A company in the United Arab Emirates has lost $53,000 (£42,000) after falling for an elaborate phishing attack.
Dubai-based Cheers Exhibition became a victim when cyber-criminals hacked into its email system to trick customers into wiring money to a bank outside the UAE with a spoof email address.
Binu Manaf, CEO and managing director of Cheers Exhibition, told Gulf News that he didn’t realise the company was a victim of a phishing attack until one of his clients enquired if he had sent out emails seeking payments into an overseas account instead of a local bank in Dubai.
"That set the alarm bells ringing because we hadn’t sent out any such email," Manaf told the publication. "As it turned out, our email had been hacked. Unknown to us, a cyber-criminal had been scouring through all our correspondence containing details of ongoing contracts and outstanding payments."
Manaf said that the fraudster had familiarised themselves with the business' operations and created a spoof email address. They took the company’s actual email of email@example.com and replaced with the letter ‘i’ with the letter ‘l’.
Using the firstname.lastname@example.org email, the fraudsters contacted the victim firm’s clients and requested payment to Nordea Bank in Finland.
As the clients failed to spot the slightly different email address, $53,000 was transferred to the criminals. Manaf said that the hacker also spoofed the email addresses of his accountant and managing partner to make the emails appear genuine. Fraudsters even copied email signatures, business logos and invoices.
"This is a prevalent form of Business Email Compromise and these threats are highly targeted and rely on social engineering rather than malware, meaning that such imposter emails often evade security solutions that look only for malicious content or behaviour," said Bindu Sundaresan, director, AT&T Cybersecurity.
A Chinese client alerted the firm to the criminal activity. Manaf said had this not happened, more money would have been lost.
"In this attack, the bad actor had the time to trawl through previous company emails to gain an understanding of the target’s business," observed Peter Draper, EMEA technical director at Gurucul.
"The more time hackers are allowed unhindered access to email systems the more creative they can become with their targeted emails."
"I have little hope of recovering my money as it’s been remitted to a bank in Europe where the fraudster had opened an account in Cheers Exhibition’s name," Manaf said.

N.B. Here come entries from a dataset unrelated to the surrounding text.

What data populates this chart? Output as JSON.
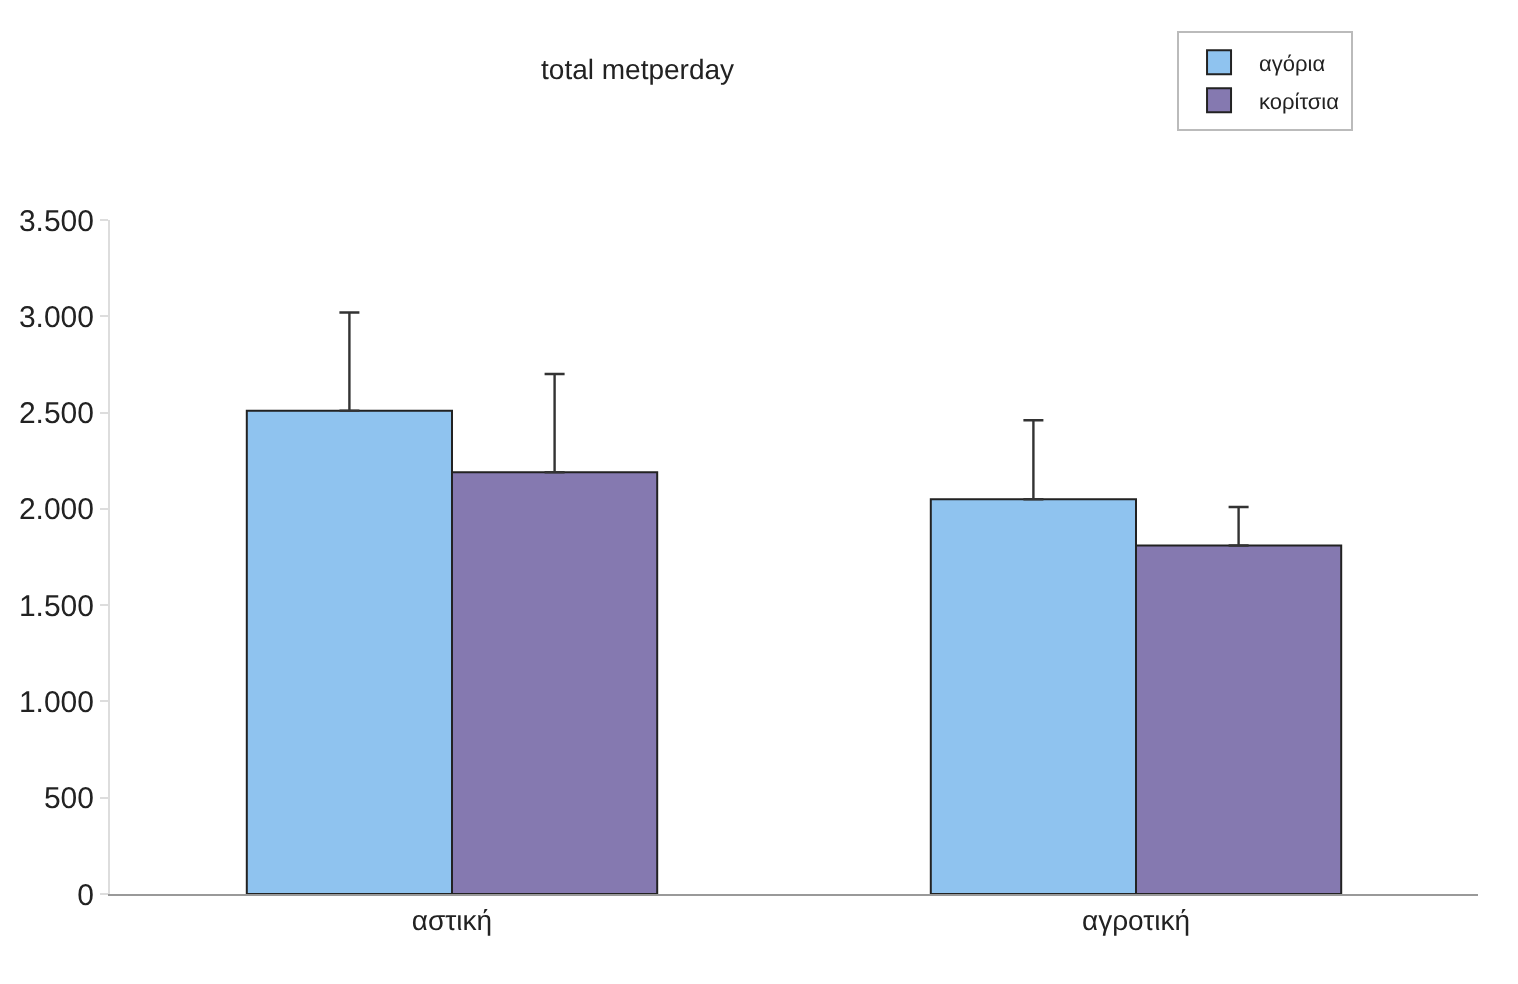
{
  "chart_data": {
    "type": "bar",
    "title": "total metperday",
    "categories": [
      "αστική",
      "αγροτική"
    ],
    "series": [
      {
        "name": "αγόρια",
        "color": "#8fc3ef",
        "values": [
          2510,
          2050
        ],
        "errors": [
          [
            2510,
            3020
          ],
          [
            2050,
            2460
          ]
        ]
      },
      {
        "name": "κορίτσια",
        "color": "#8579b0",
        "values": [
          2190,
          1810
        ],
        "errors": [
          [
            2190,
            2700
          ],
          [
            1810,
            2010
          ]
        ]
      }
    ],
    "ylim": [
      0,
      3500
    ],
    "yticks": [
      0,
      500,
      {
        "value": 1000,
        "label": "1.000"
      },
      {
        "value": 1500,
        "label": "1.500"
      },
      {
        "value": 2000,
        "label": "2.000"
      },
      {
        "value": 2500,
        "label": "2.500"
      },
      {
        "value": 3000,
        "label": "3.000"
      },
      {
        "value": 3500,
        "label": "3.500"
      }
    ],
    "grid": false,
    "legend": "top right"
  }
}
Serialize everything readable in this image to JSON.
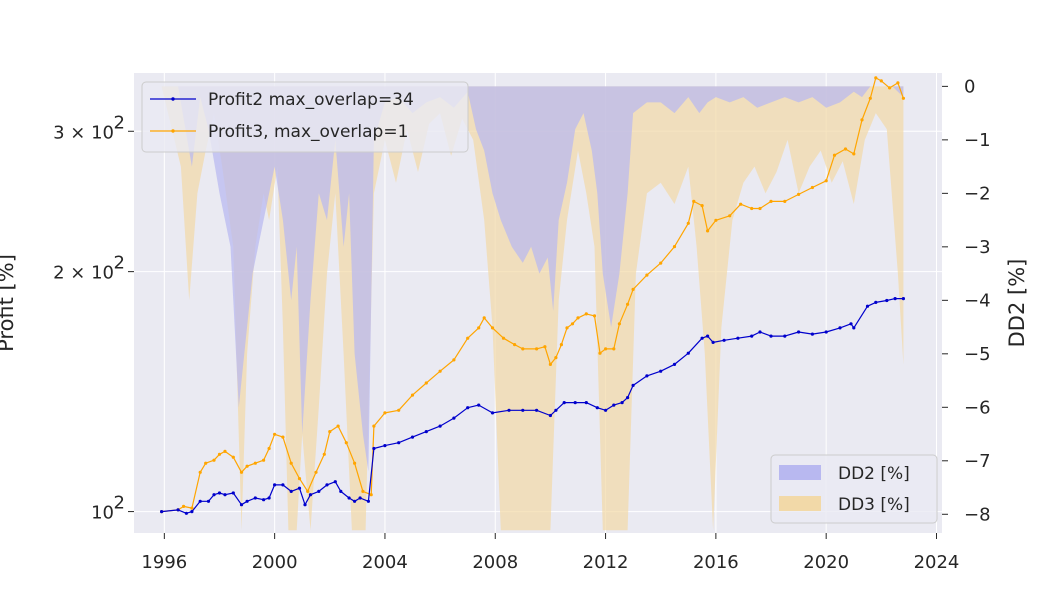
{
  "chart_data": {
    "type": "line",
    "title": "",
    "xlabel": "",
    "ylabel": "Profit [%]",
    "ylabel_right": "DD2 [%]",
    "xlim": [
      1994.9,
      2024.2
    ],
    "ylim": [
      94,
      355
    ],
    "yscale": "log",
    "ylim_right": [
      -8.35,
      0.25
    ],
    "grid": true,
    "legend_top": {
      "placement": "top-left",
      "entries": [
        {
          "name": "Profit2 max_overlap=34",
          "color": "#0000cc"
        },
        {
          "name": "Profit3, max_overlap=1",
          "color": "#ffa500"
        }
      ]
    },
    "legend_bottom": {
      "placement": "bottom-right",
      "entries": [
        {
          "name": "DD2 [%]",
          "color": "#b8b8f0"
        },
        {
          "name": "DD3 [%]",
          "color": "#f2d9a8"
        }
      ]
    },
    "x_ticks": [
      {
        "value": 1996,
        "label": "1996"
      },
      {
        "value": 2000,
        "label": "2000"
      },
      {
        "value": 2004,
        "label": "2004"
      },
      {
        "value": 2008,
        "label": "2008"
      },
      {
        "value": 2012,
        "label": "2012"
      },
      {
        "value": 2016,
        "label": "2016"
      },
      {
        "value": 2020,
        "label": "2020"
      },
      {
        "value": 2024,
        "label": "2024"
      }
    ],
    "y_ticks_left": [
      {
        "value": 100,
        "label": "10",
        "sup": "2"
      },
      {
        "value": 200,
        "label": "2 × 10",
        "sup": "2"
      },
      {
        "value": 300,
        "label": "3 × 10",
        "sup": "2"
      }
    ],
    "y_ticks_right": [
      {
        "value": 0,
        "label": "0"
      },
      {
        "value": -1,
        "label": "−1"
      },
      {
        "value": -2,
        "label": "−2"
      },
      {
        "value": -3,
        "label": "−3"
      },
      {
        "value": -4,
        "label": "−4"
      },
      {
        "value": -5,
        "label": "−5"
      },
      {
        "value": -6,
        "label": "−6"
      },
      {
        "value": -7,
        "label": "−7"
      },
      {
        "value": -8,
        "label": "−8"
      }
    ],
    "series": [
      {
        "name": "Profit2 max_overlap=34",
        "color": "#0000cc",
        "x": [
          1995.9,
          1996.5,
          1996.8,
          1997.0,
          1997.3,
          1997.6,
          1997.8,
          1998.0,
          1998.2,
          1998.5,
          1998.8,
          1999.0,
          1999.3,
          1999.6,
          1999.8,
          2000.0,
          2000.3,
          2000.6,
          2000.9,
          2001.1,
          2001.3,
          2001.6,
          2001.9,
          2002.2,
          2002.4,
          2002.7,
          2002.9,
          2003.1,
          2003.4,
          2003.6,
          2004.0,
          2004.5,
          2005.0,
          2005.5,
          2006.0,
          2006.5,
          2007.0,
          2007.4,
          2007.9,
          2008.5,
          2009.0,
          2009.5,
          2010.0,
          2010.2,
          2010.5,
          2010.9,
          2011.3,
          2011.7,
          2012.0,
          2012.3,
          2012.6,
          2012.8,
          2013.0,
          2013.5,
          2014.0,
          2014.5,
          2015.0,
          2015.5,
          2015.7,
          2015.9,
          2016.3,
          2016.8,
          2017.3,
          2017.6,
          2018.0,
          2018.5,
          2019.0,
          2019.5,
          2020.0,
          2020.5,
          2020.9,
          2021.0,
          2021.5,
          2021.8,
          2022.2,
          2022.5,
          2022.8
        ],
        "y": [
          100,
          100.5,
          99.5,
          100,
          103,
          103,
          105,
          105.5,
          105,
          105.5,
          102,
          103,
          104,
          103.5,
          104,
          108,
          108,
          106,
          107,
          102,
          105,
          106,
          108,
          109,
          106,
          104,
          103,
          104,
          103,
          120,
          121,
          122,
          124,
          126,
          128,
          131,
          135,
          136,
          133,
          134,
          134,
          134,
          132,
          134,
          137,
          137,
          137,
          135,
          134,
          136,
          137,
          139,
          144,
          148,
          150,
          153,
          158,
          165,
          166,
          163,
          164,
          165,
          166,
          168,
          166,
          166,
          168,
          167,
          168,
          170,
          172,
          170,
          181,
          183,
          184,
          185,
          185
        ]
      },
      {
        "name": "Profit3, max_overlap=1",
        "color": "#ffa500",
        "x": [
          1995.9,
          1996.5,
          1996.7,
          1997.0,
          1997.3,
          1997.5,
          1997.8,
          1998.0,
          1998.2,
          1998.5,
          1998.8,
          1999.0,
          1999.3,
          1999.6,
          1999.8,
          2000.0,
          2000.3,
          2000.6,
          2000.9,
          2001.2,
          2001.5,
          2001.8,
          2002.0,
          2002.3,
          2002.6,
          2002.9,
          2003.2,
          2003.5,
          2003.6,
          2004.0,
          2004.5,
          2005.0,
          2005.5,
          2006.0,
          2006.5,
          2007.0,
          2007.4,
          2007.6,
          2007.9,
          2008.3,
          2008.7,
          2009.0,
          2009.5,
          2009.8,
          2010.0,
          2010.2,
          2010.4,
          2010.6,
          2010.8,
          2011.0,
          2011.3,
          2011.6,
          2011.8,
          2012.0,
          2012.3,
          2012.5,
          2012.8,
          2013.0,
          2013.5,
          2014.0,
          2014.5,
          2015.0,
          2015.2,
          2015.5,
          2015.7,
          2016.0,
          2016.5,
          2016.9,
          2017.3,
          2017.6,
          2018.0,
          2018.5,
          2019.0,
          2019.5,
          2020.0,
          2020.3,
          2020.7,
          2021.0,
          2021.3,
          2021.6,
          2021.8,
          2022.0,
          2022.3,
          2022.6,
          2022.8
        ],
        "y": [
          100,
          100.5,
          101.5,
          101,
          112,
          115,
          116,
          118,
          119,
          117,
          112,
          114,
          115,
          116,
          120,
          125,
          124,
          115,
          110,
          106,
          112,
          118,
          126,
          128,
          122,
          115,
          106,
          105,
          128,
          133,
          134,
          140,
          145,
          150,
          155,
          165,
          170,
          175,
          170,
          165,
          162,
          160,
          160,
          161,
          153,
          156,
          162,
          170,
          172,
          175,
          177,
          176,
          158,
          160,
          160,
          172,
          182,
          190,
          198,
          205,
          215,
          230,
          245,
          242,
          225,
          232,
          235,
          243,
          240,
          240,
          245,
          245,
          250,
          255,
          260,
          280,
          285,
          281,
          310,
          330,
          350,
          347,
          340,
          345,
          330
        ]
      },
      {
        "name": "DD2 [%]",
        "color": "#b8b8f0",
        "x": [
          1995.9,
          1996.5,
          1996.7,
          1997.0,
          1997.3,
          1997.6,
          1998.0,
          1998.4,
          1998.7,
          1998.9,
          1999.2,
          1999.6,
          2000.0,
          2000.3,
          2000.6,
          2000.8,
          2001.0,
          2001.3,
          2001.6,
          2001.9,
          2002.2,
          2002.5,
          2002.7,
          2002.9,
          2003.2,
          2003.4,
          2003.6,
          2004.0,
          2004.5,
          2005.0,
          2005.5,
          2006.0,
          2006.5,
          2007.0,
          2007.3,
          2007.6,
          2007.9,
          2008.2,
          2008.6,
          2009.0,
          2009.3,
          2009.6,
          2009.9,
          2010.1,
          2010.3,
          2010.6,
          2010.9,
          2011.2,
          2011.5,
          2011.7,
          2011.9,
          2012.2,
          2012.5,
          2012.8,
          2013.0,
          2013.5,
          2014.0,
          2014.5,
          2015.0,
          2015.4,
          2015.7,
          2016.0,
          2016.5,
          2017.0,
          2017.5,
          2018.0,
          2018.5,
          2019.0,
          2019.5,
          2020.0,
          2020.5,
          2021.0,
          2021.3,
          2021.6,
          2022.0,
          2022.4,
          2022.8
        ],
        "y": [
          0,
          0,
          -0.6,
          -1.5,
          -0.2,
          -0.8,
          -2.0,
          -3.0,
          -6.0,
          -5.0,
          -3.5,
          -2.5,
          -1.5,
          -2.5,
          -4.0,
          -3.0,
          -6.5,
          -4.0,
          -2.0,
          -2.5,
          -1.0,
          -3.0,
          -2.0,
          -5.0,
          -6.5,
          -7.2,
          -1.0,
          -0.3,
          -0.2,
          -0.5,
          -0.3,
          -0.2,
          -0.4,
          -0.1,
          -0.8,
          -1.2,
          -2.0,
          -2.5,
          -3.0,
          -3.3,
          -3.0,
          -3.5,
          -3.2,
          -4.2,
          -2.5,
          -1.8,
          -0.8,
          -0.5,
          -1.2,
          -2.0,
          -3.5,
          -4.5,
          -3.5,
          -2.0,
          -0.5,
          -0.3,
          -0.3,
          -0.5,
          -0.2,
          -0.5,
          -0.3,
          -0.2,
          -0.3,
          -0.2,
          -0.4,
          -0.3,
          -0.2,
          -0.3,
          -0.2,
          -0.4,
          -0.3,
          -0.1,
          -0.2,
          0,
          0,
          0,
          -0.2
        ]
      },
      {
        "name": "DD3 [%]",
        "color": "#f2d9a8",
        "x": [
          1995.9,
          1996.6,
          1996.9,
          1997.2,
          1997.5,
          1997.8,
          1998.1,
          1998.5,
          1998.8,
          1999.0,
          1999.3,
          1999.6,
          1999.8,
          2000.1,
          2000.3,
          2000.5,
          2000.8,
          2001.0,
          2001.3,
          2001.6,
          2001.9,
          2002.2,
          2002.5,
          2002.8,
          2003.0,
          2003.3,
          2003.6,
          2004.0,
          2004.4,
          2004.8,
          2005.2,
          2005.6,
          2006.0,
          2006.4,
          2006.8,
          2007.2,
          2007.6,
          2007.9,
          2008.2,
          2008.5,
          2009.0,
          2009.5,
          2010.0,
          2010.3,
          2010.6,
          2011.0,
          2011.3,
          2011.6,
          2011.9,
          2012.2,
          2012.5,
          2012.8,
          2013.1,
          2013.5,
          2014.0,
          2014.5,
          2015.0,
          2015.3,
          2015.6,
          2015.9,
          2016.2,
          2016.6,
          2017.0,
          2017.4,
          2017.8,
          2018.2,
          2018.6,
          2019.0,
          2019.4,
          2019.8,
          2020.2,
          2020.6,
          2021.0,
          2021.4,
          2021.8,
          2022.2,
          2022.6,
          2022.8
        ],
        "y": [
          0,
          -1.5,
          -4.0,
          -2.0,
          -1.2,
          -0.5,
          -1.5,
          -3.0,
          -8.3,
          -5.0,
          -3.0,
          -2.0,
          -2.5,
          -1.5,
          -4.5,
          -8.3,
          -8.3,
          -6.5,
          -8.3,
          -6.0,
          -3.5,
          -2.0,
          -5.0,
          -8.3,
          -8.3,
          -8.3,
          -2.0,
          -1.0,
          -1.8,
          -0.8,
          -1.6,
          -0.7,
          -0.5,
          -1.3,
          -0.6,
          -1.0,
          -2.5,
          -4.5,
          -8.3,
          -8.3,
          -8.3,
          -8.3,
          -8.3,
          -4.0,
          -2.5,
          -1.2,
          -2.0,
          -3.0,
          -8.3,
          -8.3,
          -8.3,
          -8.3,
          -3.5,
          -2.0,
          -1.8,
          -2.2,
          -1.5,
          -3.0,
          -5.0,
          -8.3,
          -4.5,
          -2.5,
          -1.8,
          -1.5,
          -2.0,
          -1.6,
          -1.0,
          -2.0,
          -1.5,
          -1.2,
          -1.8,
          -1.4,
          -2.2,
          -1.0,
          -0.5,
          -0.8,
          -3.5,
          -5.2
        ]
      }
    ]
  }
}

Gavin Millard, VP of Intelligence at Tenable, told SC Media UK that the act the email was hacked in the first place, points less towards a sophisticated attack and one of opportunity and persistence.
"The initial weakness being the lack of two factor authentication or a flaw in the email service that could be exploited. Email is a critical business tool that needs to be protected as such, continuously identifying flaws that could be exploited to ensure only permitted users can gain access," he said.
"Whenever dealing with transfers of large sums, any change to the norm should be questioned and validated by multiple communication methods and educating everyone that handles payment to fraudulent approaches."
Technology alone cannot offer effective protection, noted Sundaresan.
"One of the key measures is raising security awareness across the users on how to spot spoofed emails and phishing attempts should be part of EVERY company’s security programme. In addition to investing in an advanced email filtering system, organisations should also bolster the process steps," she said.
Barracuda Networks’ pre-sales manager, UK&I, Steven Peake, told SC Media UK that there are a few ways you can prevent or mitigate such attacks.
"Firstly, by taking advantage of artificial intelligence that deploys technology that doesn’t simply rely on looking for malicious links or attachments, as attackers are increasingly bypassing these tactics," he said.
"Secondly, implementing DMARC authentication and reporting into your organisation, as it can help stop domain spoofing and brand hijacking as well as utilising multi-factor authentication in your organisation, passwords alone are no longer enough to keep cyber attackers out."
"Two-way verification helps companies to solve the problem of this type of financial fraud by implementing a company-wide policy of approving transactions before the funds’ transfer," agreed Sundaresan.
"Also, companies should have a two-person check process in place so that one person can't make a new payment without a colleague verifying the authenticity of the payment."
"Beyond implementing tools, consistent behaviours can help thwart phishing and, in this case, whaling attacks," noted Aaron Zander, head of IT at HackerOne.
"When CEOs sit in an ivory tower or are known to make rash and unplanned requests, they can also be impersonated more easily, even to those employees that know them well. On the other hand, the actions of a CEO that is approachable and interactive are better known to their clients and colleagues, so an unexpected money transfer request is more likely to be identified and flagged as suspicious," he added.